Members of the federal Defense Nuclear Facilities Safety Board would generally not be allowed to serve in expired terms any longer, if Congress’ compromise 2020 National Defense Authorization Act (NDAA) becomes law.
The measure would make an exception in cases where the departure of a board member would leave the nominally five-member body without its quorum of three.
The House approved the NDAA on Wednesday. The Senate is scheduled to consider it next week, and President Donald Trump has said he will sign the bill.
Nominated by the president and confirmed by the Senate, members of the Defense Nuclear Facilities Safety Board (DNFSB) serve staggered five-year terms. The board makes health and safety recommendations for Department of Energy nuclear-weapon sites.
Currently, board members remain in their position until a successor is confirmed and sworn in.
All three active DNFSB members are serving in expired terms, but only Joyce Connery has not been nominated for a fresh term. Neither Connery, a former board chair during the Barack Obama administration, nor the other board members would be booted immediately once the NDAA becomes law. Instead, members would be allowed to stay on for a year after enactment.
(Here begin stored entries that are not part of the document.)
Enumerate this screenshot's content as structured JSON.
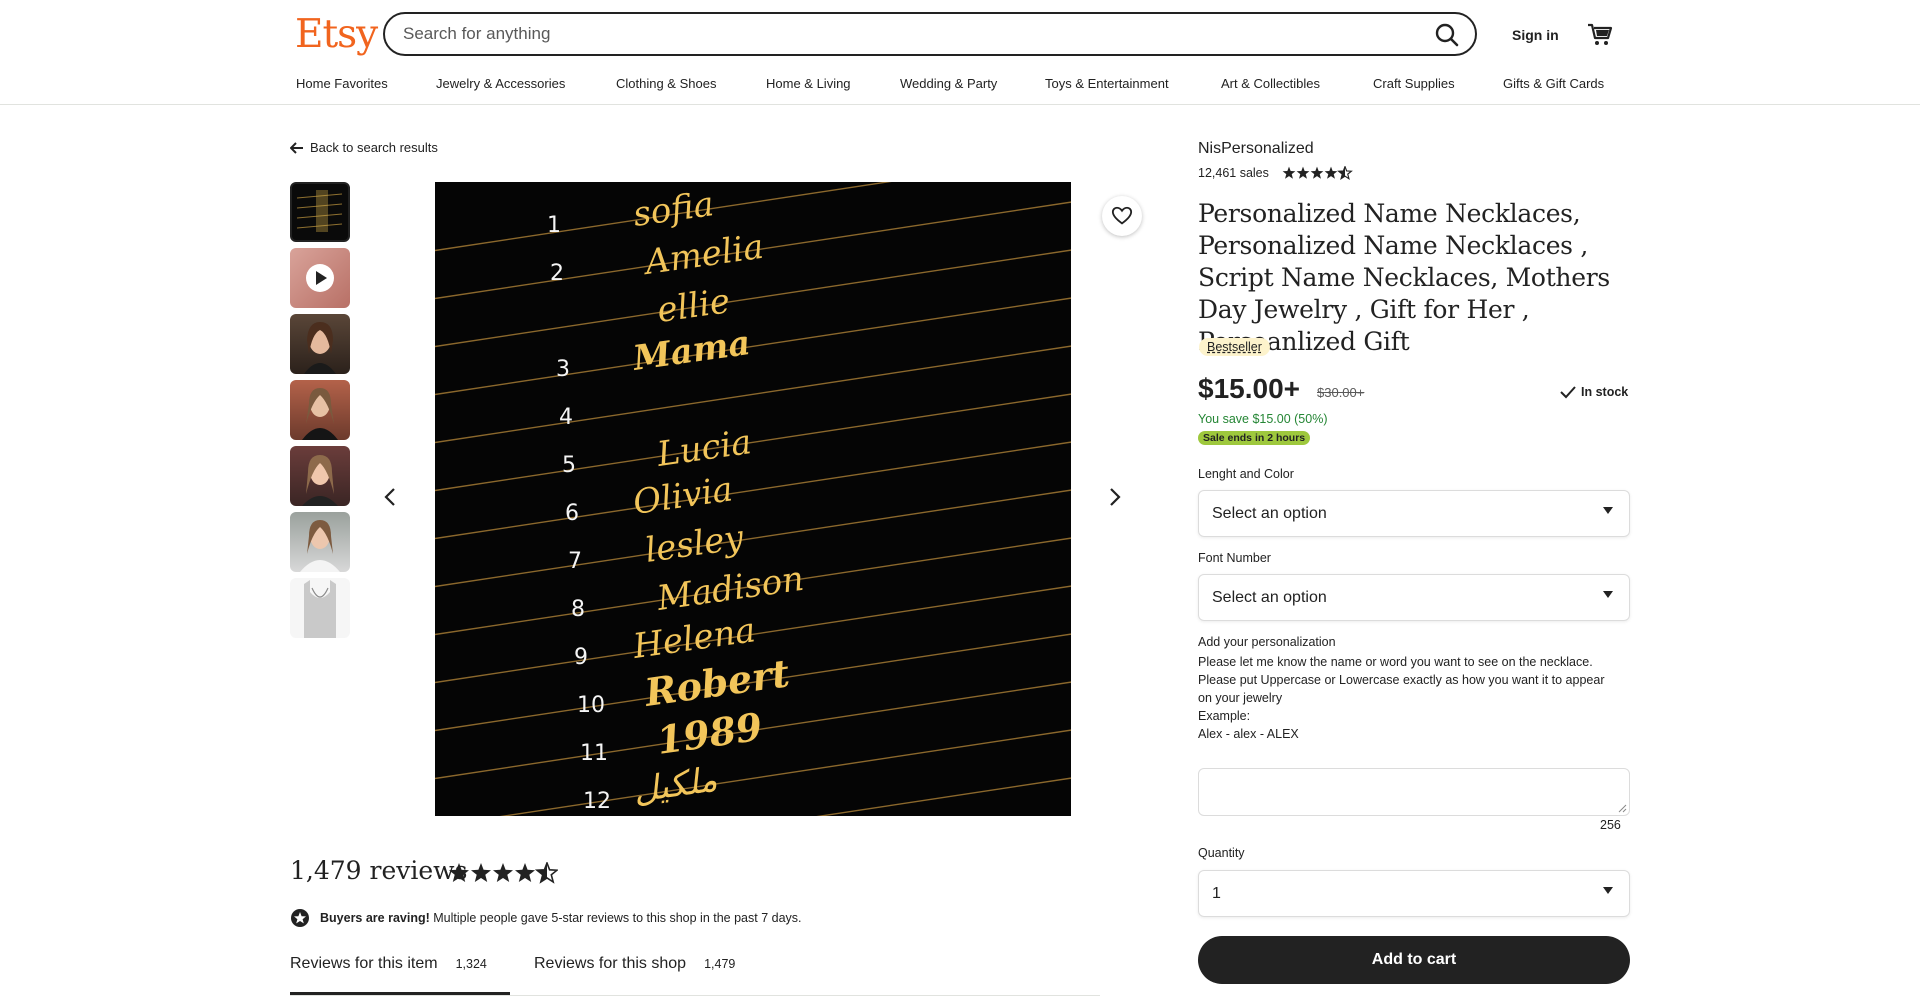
{
  "header": {
    "logo": "Etsy",
    "search_placeholder": "Search for anything",
    "signin": "Sign in",
    "brand_color": "#f1641e"
  },
  "nav": [
    "Home Favorites",
    "Jewelry & Accessories",
    "Clothing & Shoes",
    "Home & Living",
    "Wedding & Party",
    "Toys & Entertainment",
    "Art & Collectibles",
    "Craft Supplies",
    "Gifts & Gift Cards"
  ],
  "back": "Back to search results",
  "gallery": {
    "name_rows": [
      {
        "num": "1",
        "name": "sofia"
      },
      {
        "num": "2",
        "name": "Amelia"
      },
      {
        "num": "",
        "name": "ellie"
      },
      {
        "num": "3",
        "name": "Mama"
      },
      {
        "num": "4",
        "name": ""
      },
      {
        "num": "5",
        "name": "Lucia"
      },
      {
        "num": "6",
        "name": "Olivia"
      },
      {
        "num": "7",
        "name": "lesley"
      },
      {
        "num": "8",
        "name": "Madison"
      },
      {
        "num": "9",
        "name": "Helena"
      },
      {
        "num": "10",
        "name": "Robert"
      },
      {
        "num": "11",
        "name": "1989"
      },
      {
        "num": "12",
        "name": "ملكيل"
      }
    ]
  },
  "reviews": {
    "title": "1,479 reviews",
    "raving_bold": "Buyers are raving!",
    "raving_text": " Multiple people gave 5-star reviews to this shop in the past 7 days.",
    "tab_item": "Reviews for this item",
    "tab_item_count": "1,324",
    "tab_shop": "Reviews for this shop",
    "tab_shop_count": "1,479"
  },
  "listing": {
    "shop": "NisPersonalized",
    "sales": "12,461 sales",
    "title": "Personalized Name Necklaces, Personalized Name Necklaces , Script Name Necklaces, Mothers Day Jewelry , Gift for Her , Persoanlized Gift",
    "bestseller": "Bestseller",
    "price": "$15.00+",
    "orig_price": "$30.00+",
    "instock": "In stock",
    "save": "You save $15.00 (50%)",
    "sale_badge": "Sale ends in 2 hours",
    "length_label": "Lenght and Color",
    "length_value": "Select an option",
    "font_label": "Font Number",
    "font_value": "Select an option",
    "perso_label": "Add your personalization",
    "perso_lines": [
      "Please let me know the name or word you want to see on the necklace.",
      "Please put Uppercase or Lowercase exactly as how you want it to appear on your jewelry",
      "Example:",
      "Alex - alex - ALEX"
    ],
    "counter": "256",
    "qty_label": "Quantity",
    "qty_value": "1",
    "add_to_cart": "Add to cart",
    "sale_color": "#258635",
    "badge_color": "#9ec83d"
  }
}
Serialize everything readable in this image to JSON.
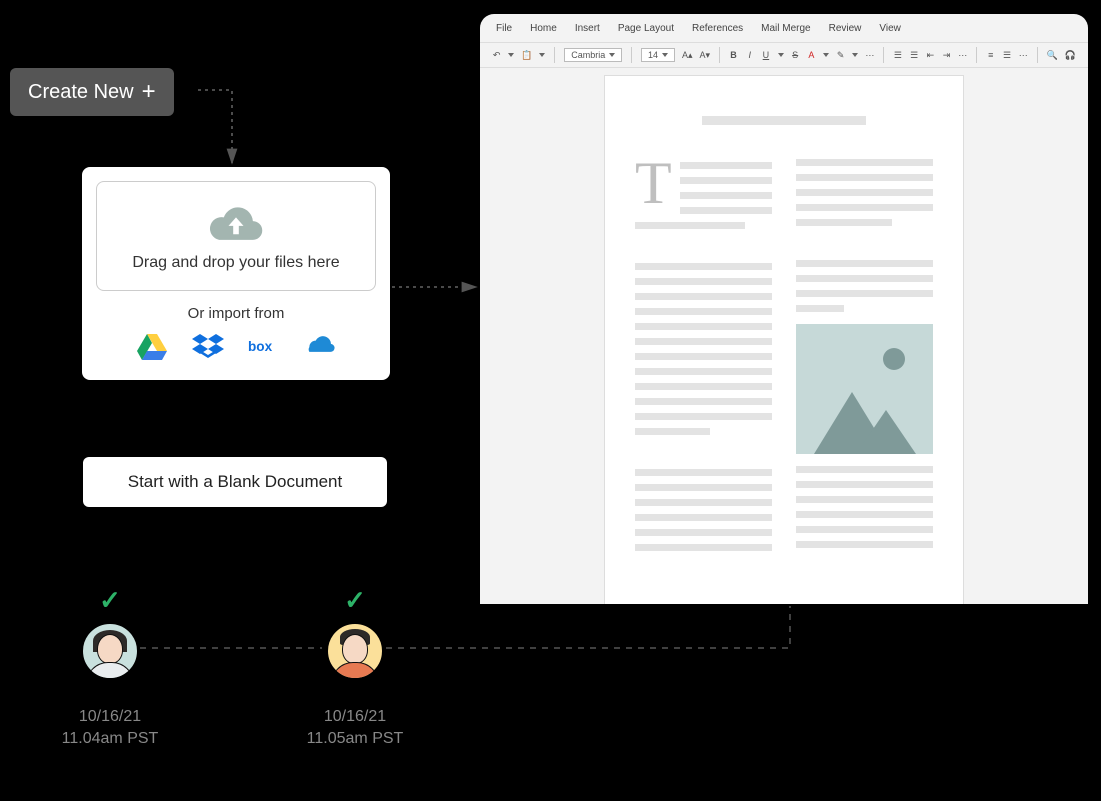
{
  "create_button": {
    "label": "Create New"
  },
  "upload": {
    "drop_text": "Drag and drop your files here",
    "import_label": "Or import from",
    "services": [
      "google-drive",
      "dropbox",
      "box",
      "onedrive"
    ]
  },
  "blank_doc": {
    "label": "Start with a Blank Document"
  },
  "editor": {
    "menu": [
      "File",
      "Home",
      "Insert",
      "Page Layout",
      "References",
      "Mail Merge",
      "Review",
      "View"
    ],
    "font_name": "Cambria",
    "font_size": "14"
  },
  "users": [
    {
      "date": "10/16/21",
      "time": "11.04am PST"
    },
    {
      "date": "10/16/21",
      "time": "11.05am PST"
    }
  ]
}
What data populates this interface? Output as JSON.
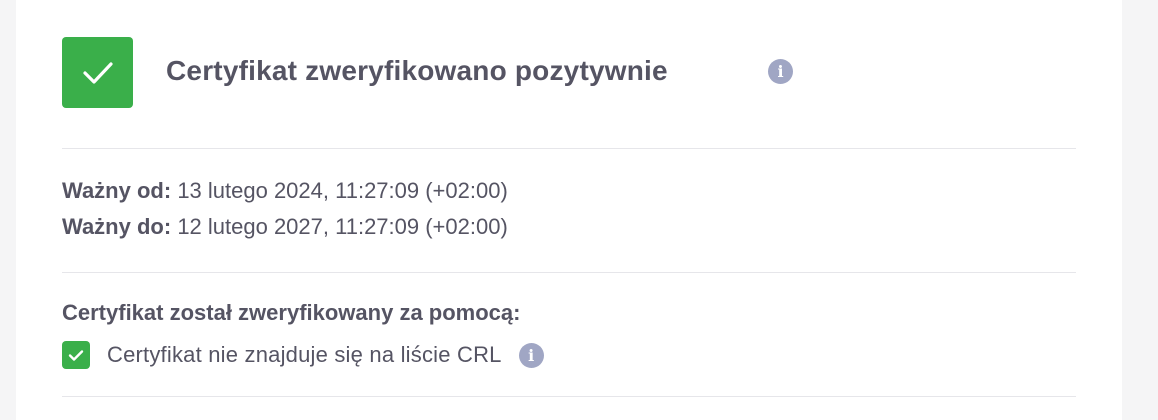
{
  "header": {
    "title": "Certyfikat zweryfikowano pozytywnie",
    "status": "success",
    "status_color": "#3aaf4a",
    "status_icon": "check-icon",
    "info_icon": "info-icon"
  },
  "validity": {
    "from_label": "Ważny od:",
    "from_value": "13 lutego 2024, 11:27:09 (+02:00)",
    "to_label": "Ważny do:",
    "to_value": "12 lutego 2027, 11:27:09 (+02:00)"
  },
  "verification": {
    "heading": "Certyfikat został zweryfikowany za pomocą:",
    "items": [
      {
        "label": "Certyfikat nie znajduje się na liście CRL",
        "checked": true
      }
    ]
  }
}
The current board members are Chairman Bruce Hamilton; Jessie Hill Roberson, a former DOE official; and Connery. In November, the Senate Armed Services Committee voted to advance the nominations of Hamilton and Roberson to new terms, along with the nomination of former Air Force officer Thomas Summers. The panel did not vote on the nomination of Lisa Vickers, a DOE employee posted at the Pantex Plant in Texas.
The 2020 National Defense Authorization Act would also require the DNFSB to employ no fewer than the equivalent of 100 full-time employees, as it does now, and allow the board’s chairman to reorganize the roughly $30-million-a-year agency as that person sees fit.
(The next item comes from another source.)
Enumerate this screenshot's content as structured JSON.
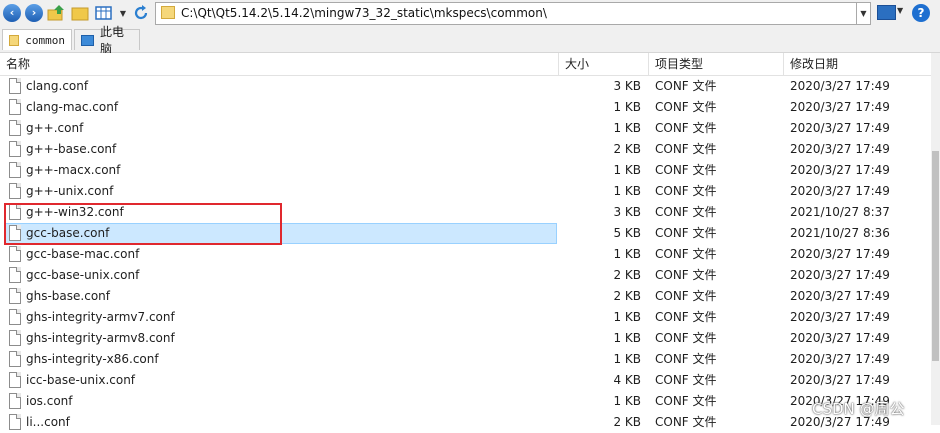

The 2020 NDAA would also address the longstanding beef about the Department of Energy’s move in the 2018 Order 140.1 to restrict DNFSB access to certain defense-nuclear sites and personnel. The new bill would require the secretary of energy to give notice in writing for each DNFSB access request the agency denies. Congress would then review those denials every six months in a sort of audit, in which the secretary of energy would have to explain the decisions to lawmakers.
The DNFSB has already complained that it has been barred from nuclear explosive safety studies led by the Nuclear Explosive Safety Study Group. This secretive group of technical experts includes federal staff from the three Energy Department nuclear weapons laboratories; federal staff from the Pantex weapons assembly and disassembly plant in Texas; the Nevada National Security Site; department headquarters; and DOE contractor personnel.
The NDAA authorizes almost $30 million in appropriations for the DNFSB in the 2020 budget year, which began Oct. 1. That is in line with the agency request and down roughly $1 million from 2019.